Tyler Bohm — Reclamation Project #3
Reviewed by Chenoa Baker
As many of the artists [at WaveForms], Bohm creates the feeling of stabilization and destabilization in Reclamation Project #3. First, they establish imagery of an urban landscape: buildings, a street, palm trees, and cars on the road. As the visuals progress, it becomes a mirage or better yet, a veil, as that word doesn’t inherently have a positive connotation. It transforms into a landscape of cacti, cars falling apart and passing on the right side, and ruins of Indigenous architecture of the Southwest. Technological advancement (perceived as a utopia) dovetails into dystopia through the erasure of previous technologies before it and what was analog.

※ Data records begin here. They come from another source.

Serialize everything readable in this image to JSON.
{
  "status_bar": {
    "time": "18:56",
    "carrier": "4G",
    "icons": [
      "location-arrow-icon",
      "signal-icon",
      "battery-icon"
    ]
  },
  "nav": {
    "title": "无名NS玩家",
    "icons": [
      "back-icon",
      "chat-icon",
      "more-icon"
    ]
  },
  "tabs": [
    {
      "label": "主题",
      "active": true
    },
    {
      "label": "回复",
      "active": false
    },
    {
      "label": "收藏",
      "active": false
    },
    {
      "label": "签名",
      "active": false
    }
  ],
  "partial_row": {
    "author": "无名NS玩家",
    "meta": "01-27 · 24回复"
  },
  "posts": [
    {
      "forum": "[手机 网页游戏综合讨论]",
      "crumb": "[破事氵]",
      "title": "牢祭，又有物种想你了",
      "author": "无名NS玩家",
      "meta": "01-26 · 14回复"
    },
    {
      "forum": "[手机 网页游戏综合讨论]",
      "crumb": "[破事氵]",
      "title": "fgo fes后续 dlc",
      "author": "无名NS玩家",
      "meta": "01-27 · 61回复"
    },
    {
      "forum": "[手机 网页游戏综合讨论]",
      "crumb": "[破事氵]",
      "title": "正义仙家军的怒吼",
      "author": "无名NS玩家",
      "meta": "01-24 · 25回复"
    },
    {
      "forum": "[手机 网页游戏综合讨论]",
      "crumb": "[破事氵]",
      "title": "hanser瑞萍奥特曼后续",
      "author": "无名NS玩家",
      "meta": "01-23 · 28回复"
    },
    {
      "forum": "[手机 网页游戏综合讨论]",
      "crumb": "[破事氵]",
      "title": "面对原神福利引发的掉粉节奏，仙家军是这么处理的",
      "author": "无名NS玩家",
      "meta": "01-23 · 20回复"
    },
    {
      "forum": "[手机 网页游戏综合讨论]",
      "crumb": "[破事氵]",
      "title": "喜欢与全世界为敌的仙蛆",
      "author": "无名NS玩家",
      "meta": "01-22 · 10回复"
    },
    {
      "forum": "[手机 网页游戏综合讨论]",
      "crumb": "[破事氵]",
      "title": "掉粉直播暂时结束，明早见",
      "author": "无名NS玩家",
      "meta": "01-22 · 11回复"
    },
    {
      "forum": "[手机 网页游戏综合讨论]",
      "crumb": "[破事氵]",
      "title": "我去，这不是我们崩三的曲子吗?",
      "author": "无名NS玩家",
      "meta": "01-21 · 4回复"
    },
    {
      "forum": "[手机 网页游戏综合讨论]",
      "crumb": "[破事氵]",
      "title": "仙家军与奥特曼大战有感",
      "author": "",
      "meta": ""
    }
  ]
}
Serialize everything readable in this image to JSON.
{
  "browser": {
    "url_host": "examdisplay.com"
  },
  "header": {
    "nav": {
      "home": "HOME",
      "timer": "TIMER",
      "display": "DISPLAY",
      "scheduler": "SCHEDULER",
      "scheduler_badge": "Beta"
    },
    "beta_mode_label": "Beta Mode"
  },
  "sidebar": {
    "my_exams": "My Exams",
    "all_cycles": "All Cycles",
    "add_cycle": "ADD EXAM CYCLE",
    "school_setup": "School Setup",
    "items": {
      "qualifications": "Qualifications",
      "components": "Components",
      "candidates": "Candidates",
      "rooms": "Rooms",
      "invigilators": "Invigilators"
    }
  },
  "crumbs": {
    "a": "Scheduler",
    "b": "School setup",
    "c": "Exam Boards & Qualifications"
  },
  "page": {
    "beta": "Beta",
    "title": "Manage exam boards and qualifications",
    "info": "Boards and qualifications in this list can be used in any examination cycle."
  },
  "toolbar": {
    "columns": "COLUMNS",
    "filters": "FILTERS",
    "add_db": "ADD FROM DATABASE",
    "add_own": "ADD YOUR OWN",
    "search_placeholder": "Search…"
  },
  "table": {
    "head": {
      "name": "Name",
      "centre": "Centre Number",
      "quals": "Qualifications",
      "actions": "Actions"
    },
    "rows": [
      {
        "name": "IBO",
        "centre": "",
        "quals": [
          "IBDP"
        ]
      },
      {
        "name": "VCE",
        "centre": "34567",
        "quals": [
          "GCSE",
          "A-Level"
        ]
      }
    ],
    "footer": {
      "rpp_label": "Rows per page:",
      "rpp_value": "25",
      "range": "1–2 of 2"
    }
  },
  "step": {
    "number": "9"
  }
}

Human perception breathes life into technical realities, which evokes Bohm's artist statement, and the intent "to explore this evolving technological landscape by imagining futurist scenarios that reflect broader hopes and fears about the present… [and to] probe the effects of contemporary technologies on how we view ourselves and the world around us, [explore] the nature of perception in the digital age …[while] navigating the fuzzy gray area between the digital and physical.” They often use CAD software and laser cutting to translate digital designs into physical objects, and to embed video within hybrid media works. That is why my nostalgia—for using past technologies or for when running outside was more common than using iPads indoors—came in waves.